Africa’s leading integrated payments and digital commerce company, Interswitch, in partnership with the World Bank and Global Processing Services (GPS) has released the 2022 Payments Innovation Jury (PIJ) Report in Nairobi, Kenya.
Christened Payment Innovation: Myths and Realities,” the report reveals startling insights from senior decision makers across the payments industry with Africa coming out ahead of the USA and Europe in the global charge on payments innovation in a market currently being led by Asia.
Africa’s strong showing is despite traditionally having much lower levels of investment in the sector.
“As one of the leading and influential players in payments who regard Africa as both our origin and primary catchment market, we are extremely enthused at Interswitch to yet again facilitate this timely and important research effort, which curates practical insights and expert perspectives of senior leaders globally, and across the entire spectrum of African retail payments,” said Mitchell Elegbe, Founder and Group Chief Executive Officer at Interswitch.
The report shows the market share of account-to-account (A2A) transactions is expected to increase steadily over the next five years, but the lack of a sustainable income stream for participants calls elements of the A2A business case into question.

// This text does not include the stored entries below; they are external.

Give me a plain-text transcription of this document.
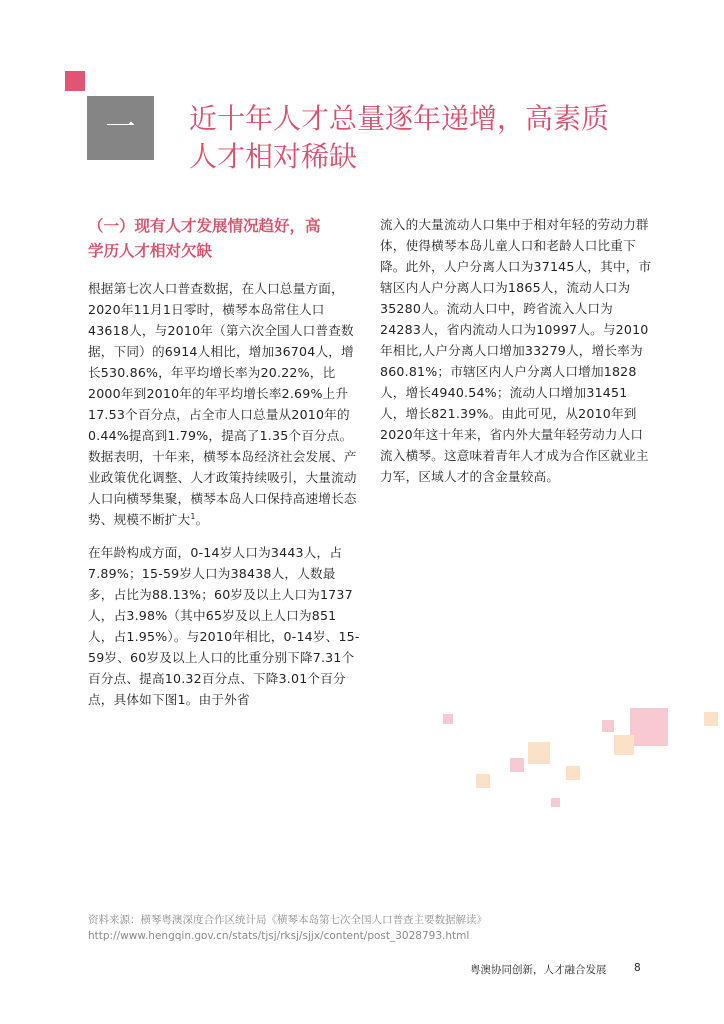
一	近十年人才总量逐年递增，高素质
人才相对稀缺
（一）现有人才发展情况趋好，高
学历人才相对欠缺

根据第七次人口普查数据，在人口总量方面，2020年11月1日零时，横琴本岛常住人口43618人，与2010年（第六次全国人口普查数据，下同）的6914人相比，增加36704人，增长530.86%，年平均增长率为20.22%，比2000年到2010年的年平均增长率2.69%上升17.53个百分点，占全市人口总量从2010年的0.44%提高到1.79%，提高了1.35个百分点。数据表明，十年来，横琴本岛经济社会发展、产业政策优化调整、人才政策持续吸引，大量流动人口向横琴集聚，横琴本岛人口保持高速增长态势、规模不断扩大$^1$。

在年龄构成方面，0-14岁人口为3443人，占7.89%；15-59岁人口为38438人，人数最多，占比为88.13%；60岁及以上人口为1737人，占3.98%（其中65岁及以上人口为851人，占1.95%）。与2010年相比，0-14岁、15-59岁、60岁及以上人口的比重分别下降7.31个百分点、提高10.32百分点、下降3.01个百分点，具体如下图1。由于外省

流入的大量流动人口集中于相对年轻的劳动力群体，使得横琴本岛儿童人口和老龄人口比重下降。此外，人户分离人口为37145人，其中，市辖区内人户分离人口为1865人，流动人口为35280人。流动人口中，跨省流入人口为24283人，省内流动人口为10997人。与2010年相比,人户分离人口增加33279人，增长率为860.81%；市辖区内人户分离人口增加1828人，增长4940.54%；流动人口增加31451人，增长821.39%。由此可见，从2010年到2020年这十年来，省内外大量年轻劳动力人口流入横琴。这意味着青年人才成为合作区就业主力军，区域人才的含金量较高。

资料来源：横琴粤澳深度合作区统计局《横琴本岛第七次全国人口普查主要数据解读》
http://www.hengqin.gov.cn/stats/tjsj/rksj/sjjx/content/post_3028793.html
粤澳协同创新，人才融合发展	8
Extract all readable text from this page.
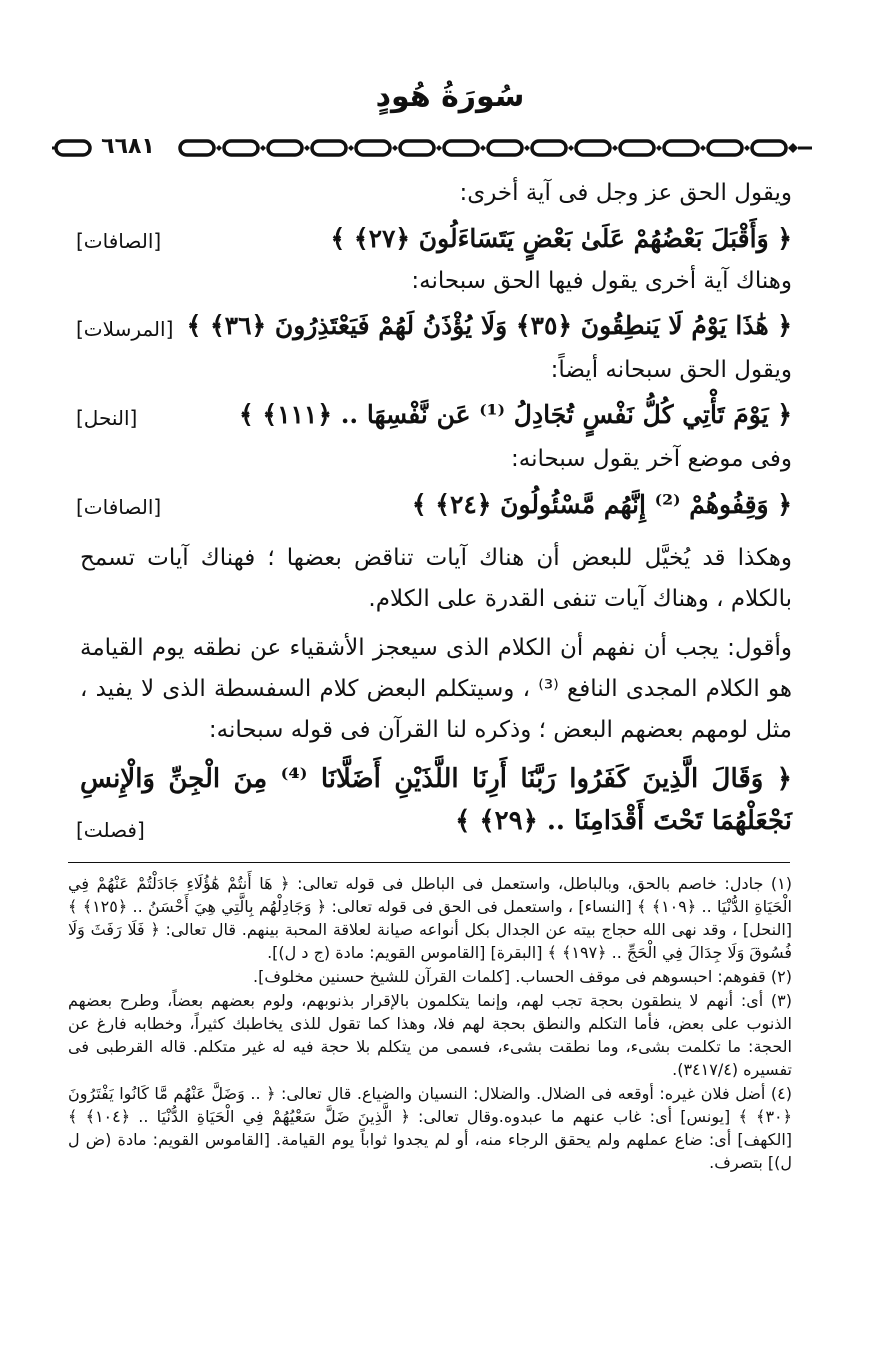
سُورَةُ هُودٍ
٦٦٨١
ويقول الحق عز وجل فى آية أخرى:
﴿ وَأَقْبَلَ بَعْضُهُمْ عَلَىٰ بَعْضٍ يَتَسَاءَلُونَ ﴿٢٧﴾ ﴾
[الصافات]
وهناك آية أخرى يقول فيها الحق سبحانه:
﴿ هَٰذَا يَوْمُ لَا يَنطِقُونَ ﴿٣٥﴾ وَلَا يُؤْذَنُ لَهُمْ فَيَعْتَذِرُونَ ﴿٣٦﴾ ﴾
[المرسلات]
ويقول الحق سبحانه أيضاً:
﴿ يَوْمَ تَأْتِي كُلُّ نَفْسٍ تُجَادِلُ ⁽¹⁾ عَن نَّفْسِهَا .. ﴿١١١﴾ ﴾
[النحل]
وفى موضع آخر يقول سبحانه:
﴿ وَقِفُوهُمْ ⁽²⁾ إِنَّهُم مَّسْئُولُونَ ﴿٢٤﴾ ﴾
[الصافات]

وهكذا قد يُخيَّل للبعض أن هناك آيات تناقض بعضها ؛ فهناك آيات تسمح بالكلام ، وهناك آيات تنفى القدرة على الكلام.

وأقول: يجب أن نفهم أن الكلام الذى سيعجز الأشقياء عن نطقه يوم القيامة هو الكلام المجدى النافع ⁽³⁾ ، وسيتكلم البعض كلام السفسطة الذى لا يفيد ، مثل لومهم بعضهم البعض ؛ وذكره لنا القرآن فى قوله سبحانه:

﴿ وَقَالَ الَّذِينَ كَفَرُوا رَبَّنَا أَرِنَا اللَّذَيْنِ أَضَلَّانَا ⁽⁴⁾ مِنَ الْجِنِّ وَالْإِنسِ نَجْعَلْهُمَا تَحْتَ أَقْدَامِنَا .. ﴿٢٩﴾ ﴾

[فصلت]

(١) جادل: خاصم بالحق، وبالباطل، واستعمل فى الباطل فى قوله تعالى: ﴿ هَا أَنتُمْ هَٰؤُلَاءِ جَادَلْتُمْ عَنْهُمْ فِي الْحَيَاةِ الدُّنْيَا .. ﴿١٠٩﴾ ﴾ [النساء] ، واستعمل فى الحق فى قوله تعالى: ﴿ وَجَادِلْهُم بِالَّتِي هِيَ أَحْسَنُ .. ﴿١٢٥﴾ ﴾ [النحل] ، وقد نهى الله حجاج بيته عن الجدال بكل أنواعه صيانة لعلاقة المحبة بينهم. قال تعالى: ﴿ فَلَا رَفَثَ وَلَا فُسُوقَ وَلَا جِدَالَ فِي الْحَجِّ .. ﴿١٩٧﴾ ﴾ [البقرة] [القاموس القويم: مادة (ج د ل)].

(٢) قفوهم: احبسوهم فى موقف الحساب. [كلمات القرآن للشيخ حسنين مخلوف].

(٣) أى: أنهم لا ينطقون بحجة تجب لهم، وإنما يتكلمون بالإقرار بذنوبهم، ولوم بعضهم بعضاً، وطرح بعضهم الذنوب على بعض، فأما التكلم والنطق بحجة لهم فلا، وهذا كما تقول للذى يخاطبك كثيراً، وخطابه فارغ عن الحجة: ما تكلمت بشىء، وما نطقت بشىء، فسمى من يتكلم بلا حجة فيه له غير متكلم. قاله القرطبى فى تفسيره (٣٤١٧/٤).

(٤) أضل فلان غيره: أوقعه فى الضلال. والضلال: النسيان والضياع. قال تعالى: ﴿ .. وَضَلَّ عَنْهُم مَّا كَانُوا يَفْتَرُونَ ﴿٣٠﴾ ﴾ [يونس] أى: غاب عنهم ما عبدوه.وقال تعالى: ﴿ الَّذِينَ ضَلَّ سَعْيُهُمْ فِي الْحَيَاةِ الدُّنْيَا .. ﴿١٠٤﴾ ﴾ [الكهف] أى: ضاع عملهم ولم يحقق الرجاء منه، أو لم يجدوا ثواباً يوم القيامة. [القاموس القويم: مادة (ض ل ل)] بتصرف.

Account-to-Account (A2A) payments enable the direct transfer of monies between accounts without relying on third-party intermediaries or payment cards.
Although the dominance of the card model in developed countries will be hard to shake, volume growth in card payments will be harder to achieve as alternative payment methods such as A2A grow their market share.
Whilst the mobile is becoming the preferred form factor for payments globally, and gathering particular momentum in developing markets, mobile money has significant regulatory hurdles to overcome.
The introduction of Central Bank Digital Currencies (CBDCs) is seen as highly likely in most markets. The Jury was however not convinced that there is market demand for CBDCs, and highlighted the significant operational costs of deployment.
Essentially, the Jury believes that CBDCs will happen, but not that there are tangible benefits for much of the industry nor end users.
“In the payments industry there have long been competing ideas on what will be the ‘Next Big Thing’, particularly as many good ideas fail to achieve the scale to operate economically. As such, what is surprising about the 2022 Payments Innovation Jury is the level of consensus achieved in almost all areas, from the future of BNPL to the end user benefits of CBDCs,” said John Chaplin, Founder and Chairman of the Payments Innovation Jury.
The report also found payment data is still not being utilised to its full advantage, with the exception of fraud control.
Regulatory restrictions on the use of personal data are leaving the field largely clear for a small number of global bigtechs who have better technology and a different business model than conventional payment providers.
Regulation is a key area of focus according to the report. In terms of which initiatives regulators should prioritise to promote innovation, the establishment of payment institution licenses with lower regulatory capital than full-service banks was seen as most effective, with sandboxes not being viewed as impactful.
The two areas of payments innovation where the Jury feel reality will diverge most from the promises were cryptocurrency and Buy Now Pay Later (BNPL), with BNPL usage set to increase in the short/medium term because of strong benefits for consumers and merchants.
However, its rapid expansion is likely to be a short-term phenomenon in the face of future regulation and rising credit losses.
There was an almost even split between whether Banking as a Service (BaaS) is a technology model or a business model.
Hopes that traditional banks would benefit seem largely misplaced, as it is a new generation of specialist platform providers that are leading the charge.
The 2022 Payments Innovation Jury whose expert insights and perspectives essentially drove the report was made up of 79 senior payments leaders across 30 different markets.
A significant number of senior regulators and investors were recruited to the Jury for the first time since the inception of the report in 2008 to give it an all-inclusive 360-degree picture.
They joined national payments companies, banks, FinTechs, and payments policy bodies. Importantly, all Jury members participate on an anonymous basis to allow them to speak freely, unencumbered by the innovation priorities of their current organisations.
“It has been incredibly rewarding to gather the insights of 79 of the most senior players shaping the global payments industry whose views are curated in this report. The patronage of the World Bank, Interswitch and Global Processing Services allows us to operate on a not-for-profit basis and distribute the report free of charge to anyone with an interest in the future of innovation in the payments industry,” PIJ chairman John Chaplin added.
Interswitch CEO Mitchell Elegbe said this edition coincides with the 20th anniversary of Interswitch’s inception, noting that at such a significant milestone in the company’s journey as a front-row contributor to payment innovation in Africa, Interswitch has once again had the privilege of supporting this worthy initiative that is facilitating balanced appraisal and better understanding of the payments industry as it continues to evolve.